L’an dernier, la Pologne adoptait une loi controversée qui lui a valu des critiques à l’international et a nui à ses relations avec Israël, les États-Unis et les groupes juifs du monde entier. Nombreux étaient ceux qui craignaient que cette loi, qui interdisait d’évoquer la complicité des Polonais dans les crimes nazis – car le pays était sous occupation nazie, selon ses dirigeants – entraverait l’éducation et la recherche historique sur le génocide.

Ces craintes ne se sont pas estompées depuis l’adoption de cette législation. En dépit de multiples tentatives d’enterrer la hache de guerre, le président polonais Andrzej Duda s’est désolidarisé la semaine dernière d’une commémoration de la Shoah à Jérusalem.

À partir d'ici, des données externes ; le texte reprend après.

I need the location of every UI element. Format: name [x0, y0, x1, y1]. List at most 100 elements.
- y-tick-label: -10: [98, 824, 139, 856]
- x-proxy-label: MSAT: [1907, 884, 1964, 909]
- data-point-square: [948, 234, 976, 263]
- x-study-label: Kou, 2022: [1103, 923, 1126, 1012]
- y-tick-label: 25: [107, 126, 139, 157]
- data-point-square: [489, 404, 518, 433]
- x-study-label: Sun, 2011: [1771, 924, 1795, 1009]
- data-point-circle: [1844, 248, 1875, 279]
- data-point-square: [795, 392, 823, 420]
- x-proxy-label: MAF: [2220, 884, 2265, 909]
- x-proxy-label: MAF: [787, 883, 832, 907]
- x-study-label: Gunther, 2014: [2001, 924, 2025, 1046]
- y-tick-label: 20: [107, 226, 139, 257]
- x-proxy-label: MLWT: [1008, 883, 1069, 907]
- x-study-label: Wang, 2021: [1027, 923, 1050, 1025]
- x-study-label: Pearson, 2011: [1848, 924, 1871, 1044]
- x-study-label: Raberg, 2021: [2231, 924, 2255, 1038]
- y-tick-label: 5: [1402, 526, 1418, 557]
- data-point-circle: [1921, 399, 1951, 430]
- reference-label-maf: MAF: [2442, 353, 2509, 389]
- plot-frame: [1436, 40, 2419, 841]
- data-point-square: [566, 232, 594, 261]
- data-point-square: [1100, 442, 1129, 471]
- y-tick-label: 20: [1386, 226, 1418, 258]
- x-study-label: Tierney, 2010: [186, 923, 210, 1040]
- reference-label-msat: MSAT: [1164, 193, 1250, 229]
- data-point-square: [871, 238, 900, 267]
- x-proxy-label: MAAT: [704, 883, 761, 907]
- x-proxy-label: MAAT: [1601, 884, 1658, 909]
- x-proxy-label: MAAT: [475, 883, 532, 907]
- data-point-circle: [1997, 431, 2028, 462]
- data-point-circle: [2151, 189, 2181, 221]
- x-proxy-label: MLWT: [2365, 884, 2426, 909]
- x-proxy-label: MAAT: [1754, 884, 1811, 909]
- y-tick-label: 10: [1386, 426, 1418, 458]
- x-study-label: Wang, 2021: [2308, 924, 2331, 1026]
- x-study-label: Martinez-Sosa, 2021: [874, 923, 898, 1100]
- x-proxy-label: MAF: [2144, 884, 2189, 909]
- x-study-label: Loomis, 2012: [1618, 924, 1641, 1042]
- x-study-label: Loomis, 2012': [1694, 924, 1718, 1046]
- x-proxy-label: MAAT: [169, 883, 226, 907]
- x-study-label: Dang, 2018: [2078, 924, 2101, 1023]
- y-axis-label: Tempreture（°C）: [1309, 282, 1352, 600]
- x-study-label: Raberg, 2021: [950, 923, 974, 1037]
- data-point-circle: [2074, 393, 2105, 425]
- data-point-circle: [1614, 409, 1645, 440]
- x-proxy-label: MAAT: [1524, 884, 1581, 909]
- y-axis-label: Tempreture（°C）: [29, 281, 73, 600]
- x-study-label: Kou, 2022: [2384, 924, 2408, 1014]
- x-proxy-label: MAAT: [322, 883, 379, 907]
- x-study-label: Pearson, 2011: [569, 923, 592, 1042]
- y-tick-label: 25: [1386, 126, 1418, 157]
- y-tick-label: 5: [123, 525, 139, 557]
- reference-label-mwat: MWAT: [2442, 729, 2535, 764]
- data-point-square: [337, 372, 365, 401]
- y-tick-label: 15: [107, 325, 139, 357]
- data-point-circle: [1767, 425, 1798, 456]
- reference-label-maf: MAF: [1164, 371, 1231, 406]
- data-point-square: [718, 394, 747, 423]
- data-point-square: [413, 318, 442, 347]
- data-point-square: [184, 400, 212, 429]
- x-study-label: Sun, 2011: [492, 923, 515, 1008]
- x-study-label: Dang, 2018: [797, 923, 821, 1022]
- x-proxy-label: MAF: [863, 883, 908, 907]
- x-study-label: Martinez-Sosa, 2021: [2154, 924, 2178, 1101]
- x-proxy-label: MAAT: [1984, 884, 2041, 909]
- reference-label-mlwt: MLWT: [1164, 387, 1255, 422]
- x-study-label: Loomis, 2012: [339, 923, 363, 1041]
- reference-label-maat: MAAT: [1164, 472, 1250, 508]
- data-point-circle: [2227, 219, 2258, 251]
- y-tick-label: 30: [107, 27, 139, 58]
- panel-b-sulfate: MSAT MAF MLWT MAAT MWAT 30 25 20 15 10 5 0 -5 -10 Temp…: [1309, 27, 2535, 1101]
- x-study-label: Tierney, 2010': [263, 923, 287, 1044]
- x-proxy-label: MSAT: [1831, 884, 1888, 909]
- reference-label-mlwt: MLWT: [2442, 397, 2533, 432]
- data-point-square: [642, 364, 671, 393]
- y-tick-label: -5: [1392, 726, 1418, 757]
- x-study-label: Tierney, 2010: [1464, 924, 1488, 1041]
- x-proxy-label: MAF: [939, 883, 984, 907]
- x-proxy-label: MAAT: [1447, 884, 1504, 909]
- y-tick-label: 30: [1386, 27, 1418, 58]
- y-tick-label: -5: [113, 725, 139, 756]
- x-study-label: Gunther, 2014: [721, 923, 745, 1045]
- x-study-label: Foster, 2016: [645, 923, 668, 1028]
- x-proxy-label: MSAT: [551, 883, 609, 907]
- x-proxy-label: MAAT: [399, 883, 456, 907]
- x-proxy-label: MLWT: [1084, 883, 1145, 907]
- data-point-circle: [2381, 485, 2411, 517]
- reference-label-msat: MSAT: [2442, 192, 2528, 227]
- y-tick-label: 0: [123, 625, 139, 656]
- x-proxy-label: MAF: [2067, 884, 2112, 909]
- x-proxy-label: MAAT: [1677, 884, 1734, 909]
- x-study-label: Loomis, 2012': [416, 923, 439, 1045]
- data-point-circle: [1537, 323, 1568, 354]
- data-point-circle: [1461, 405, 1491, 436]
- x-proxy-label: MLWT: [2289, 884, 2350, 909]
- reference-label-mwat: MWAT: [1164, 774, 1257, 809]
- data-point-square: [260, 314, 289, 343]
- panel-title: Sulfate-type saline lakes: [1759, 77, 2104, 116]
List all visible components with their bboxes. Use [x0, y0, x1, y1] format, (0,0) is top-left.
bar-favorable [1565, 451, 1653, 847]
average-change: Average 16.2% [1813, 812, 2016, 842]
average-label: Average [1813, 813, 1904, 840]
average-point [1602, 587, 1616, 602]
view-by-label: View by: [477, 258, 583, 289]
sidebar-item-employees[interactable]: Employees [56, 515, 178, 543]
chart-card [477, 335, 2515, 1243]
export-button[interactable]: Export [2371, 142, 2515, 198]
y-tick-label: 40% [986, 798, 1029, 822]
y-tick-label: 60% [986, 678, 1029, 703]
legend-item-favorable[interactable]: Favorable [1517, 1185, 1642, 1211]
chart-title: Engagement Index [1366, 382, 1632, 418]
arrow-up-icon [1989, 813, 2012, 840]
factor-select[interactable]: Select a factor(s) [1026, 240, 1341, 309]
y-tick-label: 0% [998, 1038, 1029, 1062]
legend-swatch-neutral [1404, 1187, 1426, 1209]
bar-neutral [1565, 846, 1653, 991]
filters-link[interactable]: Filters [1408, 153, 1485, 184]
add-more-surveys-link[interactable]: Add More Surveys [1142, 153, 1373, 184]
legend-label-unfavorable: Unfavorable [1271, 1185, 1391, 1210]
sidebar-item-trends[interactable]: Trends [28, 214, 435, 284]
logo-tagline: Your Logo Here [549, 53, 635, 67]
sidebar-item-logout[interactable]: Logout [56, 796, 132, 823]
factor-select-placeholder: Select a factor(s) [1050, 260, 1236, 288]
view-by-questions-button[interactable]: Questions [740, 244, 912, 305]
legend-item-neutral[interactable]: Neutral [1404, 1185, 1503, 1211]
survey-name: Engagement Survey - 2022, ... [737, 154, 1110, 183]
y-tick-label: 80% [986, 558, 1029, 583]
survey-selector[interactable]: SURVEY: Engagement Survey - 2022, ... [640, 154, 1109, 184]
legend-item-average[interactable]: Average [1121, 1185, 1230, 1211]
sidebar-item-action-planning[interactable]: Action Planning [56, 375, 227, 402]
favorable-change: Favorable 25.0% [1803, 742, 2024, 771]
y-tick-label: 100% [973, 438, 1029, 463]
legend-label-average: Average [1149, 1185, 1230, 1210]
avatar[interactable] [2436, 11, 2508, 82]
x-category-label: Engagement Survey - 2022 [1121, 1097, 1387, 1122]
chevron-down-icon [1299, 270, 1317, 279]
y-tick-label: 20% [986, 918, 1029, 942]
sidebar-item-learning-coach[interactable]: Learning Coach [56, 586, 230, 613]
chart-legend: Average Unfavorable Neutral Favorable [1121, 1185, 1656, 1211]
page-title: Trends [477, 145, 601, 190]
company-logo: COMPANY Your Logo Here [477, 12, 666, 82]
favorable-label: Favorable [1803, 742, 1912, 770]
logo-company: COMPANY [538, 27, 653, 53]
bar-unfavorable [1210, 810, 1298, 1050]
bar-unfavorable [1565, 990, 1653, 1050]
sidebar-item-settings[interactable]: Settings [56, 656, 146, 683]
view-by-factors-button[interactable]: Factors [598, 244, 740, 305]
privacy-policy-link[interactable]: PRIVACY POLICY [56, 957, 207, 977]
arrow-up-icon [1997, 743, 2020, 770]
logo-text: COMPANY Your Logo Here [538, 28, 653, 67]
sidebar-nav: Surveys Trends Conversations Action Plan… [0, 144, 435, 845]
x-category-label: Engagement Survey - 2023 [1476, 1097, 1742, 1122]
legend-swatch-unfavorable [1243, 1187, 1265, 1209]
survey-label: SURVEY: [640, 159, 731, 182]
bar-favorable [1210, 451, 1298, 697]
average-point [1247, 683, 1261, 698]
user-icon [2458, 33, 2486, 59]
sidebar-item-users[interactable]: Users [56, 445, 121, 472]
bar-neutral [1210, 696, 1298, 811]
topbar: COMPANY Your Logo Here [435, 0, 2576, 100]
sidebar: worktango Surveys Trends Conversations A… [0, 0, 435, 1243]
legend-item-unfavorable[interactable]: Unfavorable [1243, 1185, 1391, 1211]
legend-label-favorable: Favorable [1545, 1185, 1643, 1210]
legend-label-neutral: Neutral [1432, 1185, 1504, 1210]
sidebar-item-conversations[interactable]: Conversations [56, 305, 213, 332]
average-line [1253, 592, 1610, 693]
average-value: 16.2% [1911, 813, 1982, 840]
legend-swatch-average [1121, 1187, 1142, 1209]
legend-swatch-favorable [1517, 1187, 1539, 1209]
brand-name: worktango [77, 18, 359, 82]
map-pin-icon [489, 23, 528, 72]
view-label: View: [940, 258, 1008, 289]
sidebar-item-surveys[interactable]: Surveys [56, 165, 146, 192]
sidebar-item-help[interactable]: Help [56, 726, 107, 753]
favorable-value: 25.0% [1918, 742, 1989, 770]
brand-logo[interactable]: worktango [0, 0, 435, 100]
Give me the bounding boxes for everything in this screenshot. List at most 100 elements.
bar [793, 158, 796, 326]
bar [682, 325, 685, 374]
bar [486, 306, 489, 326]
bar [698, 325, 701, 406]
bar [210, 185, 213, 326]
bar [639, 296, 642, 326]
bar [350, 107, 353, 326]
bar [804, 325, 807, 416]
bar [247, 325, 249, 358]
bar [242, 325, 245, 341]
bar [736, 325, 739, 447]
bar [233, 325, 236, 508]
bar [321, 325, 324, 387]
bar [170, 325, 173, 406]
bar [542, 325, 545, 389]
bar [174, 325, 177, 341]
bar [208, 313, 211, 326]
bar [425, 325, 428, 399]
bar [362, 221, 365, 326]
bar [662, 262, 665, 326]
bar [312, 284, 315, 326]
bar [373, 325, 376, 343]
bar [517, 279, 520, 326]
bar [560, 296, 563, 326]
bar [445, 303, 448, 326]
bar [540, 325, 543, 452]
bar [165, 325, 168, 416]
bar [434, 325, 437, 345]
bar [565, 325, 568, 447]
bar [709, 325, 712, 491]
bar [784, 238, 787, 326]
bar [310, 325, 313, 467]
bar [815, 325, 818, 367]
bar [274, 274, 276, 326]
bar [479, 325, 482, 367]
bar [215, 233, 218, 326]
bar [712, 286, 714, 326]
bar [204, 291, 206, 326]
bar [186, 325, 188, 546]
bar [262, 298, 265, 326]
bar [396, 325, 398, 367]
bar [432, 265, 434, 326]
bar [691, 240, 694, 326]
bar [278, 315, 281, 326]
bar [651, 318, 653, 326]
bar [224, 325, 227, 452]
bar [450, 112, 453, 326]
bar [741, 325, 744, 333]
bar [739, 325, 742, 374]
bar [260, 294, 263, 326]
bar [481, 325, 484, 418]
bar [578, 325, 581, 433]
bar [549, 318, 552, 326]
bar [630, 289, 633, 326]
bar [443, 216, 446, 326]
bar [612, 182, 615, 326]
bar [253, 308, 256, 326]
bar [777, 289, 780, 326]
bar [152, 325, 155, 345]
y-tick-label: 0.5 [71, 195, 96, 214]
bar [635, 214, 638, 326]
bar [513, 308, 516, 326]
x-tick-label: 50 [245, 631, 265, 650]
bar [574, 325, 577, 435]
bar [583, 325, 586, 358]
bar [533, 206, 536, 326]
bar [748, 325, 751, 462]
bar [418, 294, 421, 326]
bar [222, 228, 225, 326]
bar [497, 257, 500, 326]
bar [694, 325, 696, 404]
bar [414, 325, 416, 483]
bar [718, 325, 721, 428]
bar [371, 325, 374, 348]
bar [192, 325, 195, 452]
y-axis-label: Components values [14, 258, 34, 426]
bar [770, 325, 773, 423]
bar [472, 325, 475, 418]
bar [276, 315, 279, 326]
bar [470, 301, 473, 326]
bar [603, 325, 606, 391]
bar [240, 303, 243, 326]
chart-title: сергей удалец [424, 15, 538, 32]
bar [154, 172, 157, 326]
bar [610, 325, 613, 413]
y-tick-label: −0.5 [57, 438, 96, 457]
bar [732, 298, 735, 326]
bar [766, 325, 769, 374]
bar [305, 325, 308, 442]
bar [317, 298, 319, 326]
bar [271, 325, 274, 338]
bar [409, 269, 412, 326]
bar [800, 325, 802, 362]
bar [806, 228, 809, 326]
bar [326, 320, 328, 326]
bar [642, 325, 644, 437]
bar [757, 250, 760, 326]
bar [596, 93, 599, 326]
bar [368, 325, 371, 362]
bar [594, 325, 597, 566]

Certains historiens et survivants affirment que la législation polonaise a encouragé d’autres nations européennes aux antécédents beaucoup plus sinistres concernant la Shoah.

L’un de ces pays est la Lituanie, où la complicité nazie était répandue, ce qui explique comment 95 % des 250 000 Juifs du pays ont été exterminés, selon des instituts de recherches internationaux sur le génocide.

Pour tenter de s’opposer à cette version, un député lituanien du parti du Premier ministre Saulius Skvernelis a annoncé le mois dernier qu’une commission qu’il supervise rédigeait une loi déclarant que ni la Lituanie ni ses dirigeants n’avaient pris part à la Shoah.

« L’État lituanien n’a pas participé à l’Holocauste parce qu’il était occupé, tout comme la nation lituanienne n’a pas participé à l’Holocauste parce qu’elle était asservie », a déclaré le député Arunas Gumuliauskas.

Pour Rosa Bloch, une survivante du ghetto de Kovno âgée de 91 ans, ces affirmations sont « tellement fausses et scandaleuses qu’elles ne peuvent qu’être le produit de la loi polonaise », a-t-elle dénoncé auprès la Jewish Telegraphic Agency.

« Les Lituaniens ont vu que cela a fonctionné pour les Polonais, donc ils les ont suivis », a-t-elle poursuivi.